Report Examines “Whole Foods Effect” on Rental Rates

Whole Foods-anchored Union Denver achieves a 2.20% rental rate premium. Rendering courtesy of Holland Partner Group.

Most people in real estate are familiar with the “Whole Foods Effect”—the premium added to the value of apartments that have a Whole Foods on the ground floor—but the actual numbers behind that effect may not be clear. A recent report from RCLCO Real Estate Advisors demonstrates how the effect has held up over time.

In 2016, RCLCO sought to understand what effect the presence of a Whole Foods has on the value of an individual real estate investment from the perspective of the owner or a developer—questions that had, until the analysis, largely gone unanswered. In its 2016 analysis, RCLCO found that ground-floor Whole Foods tenants add value to developments by driving rental premiums, enhanced absorption, and accelerated rent growth.

Since the analysis in 2016, the high-end grocer market has changed in ways small and large, prompting RCLCO to reexamine the findings of the prior analysis. Two important questions emerged: first, since its acquisition by Amazon, has Whole Foods’ impact on apartment performance changed in recent years? And second, are other premium grocers, including up-and-coming or regional brands, able to replicate the success of Whole Foods as ground-floor tenants and drive similar premiums for apartment communities?

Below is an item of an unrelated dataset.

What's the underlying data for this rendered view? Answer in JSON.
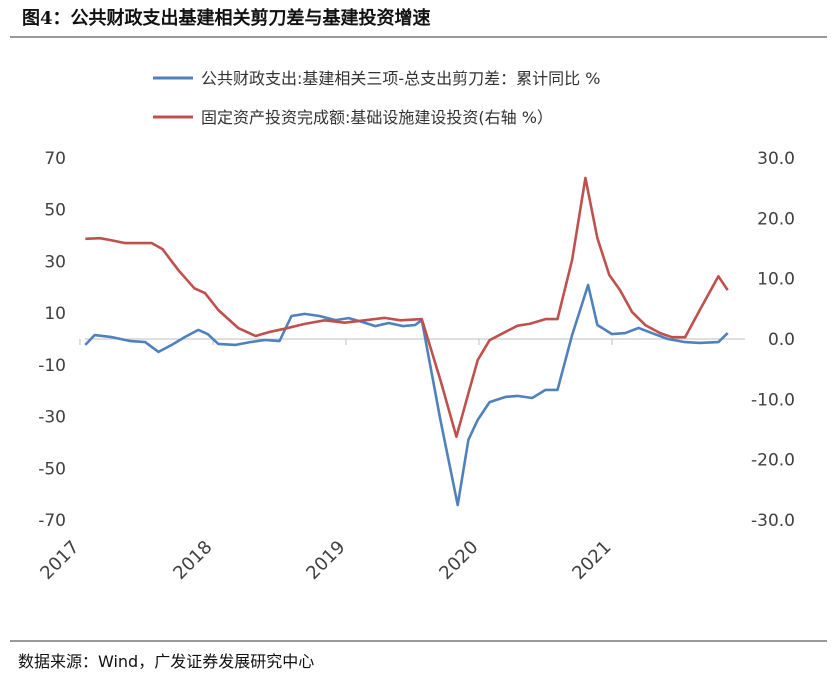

Some of this report’s findings include:

  • Apartment communities with a Whole Foods on the ground floor achieve, on average, a rental rate premium of 5.8% above comparable apartment communities in the immediate local area, after adjusting for qualitative and quantitative differences among these communities. This represents an increase of 1.5 percentage points relative to RCLCO’s findings in 2016, Whole Foods buildings earned only a 4.3 % premium.
  • Union Denver apartments, which has a Whole Foods on the ground floor, achieves a 2.20% rental rate premium, compared to area comps.
  • Communities with a ground-floor Trader Joe’s earn the same premium—5.8%—as those that contain a Whole Foods. In 2016, the gap between buildings with Trader Joe’s and Whole Foods was significantly wider—Whole Foods buildings achieved a 4.3% premium, which is one percentage point higher than the 3.2% achieved by Trader Joe’s buildings. However, over the past several years, that gap has diminished, with Trader Joe’s conferring a comparable premium to apartment rents as Whole Foods.
  • Other Premium Grocers, which were not included in the 2016 analysis, drive a lower—but still meaningful—premium of approximately 3.3%.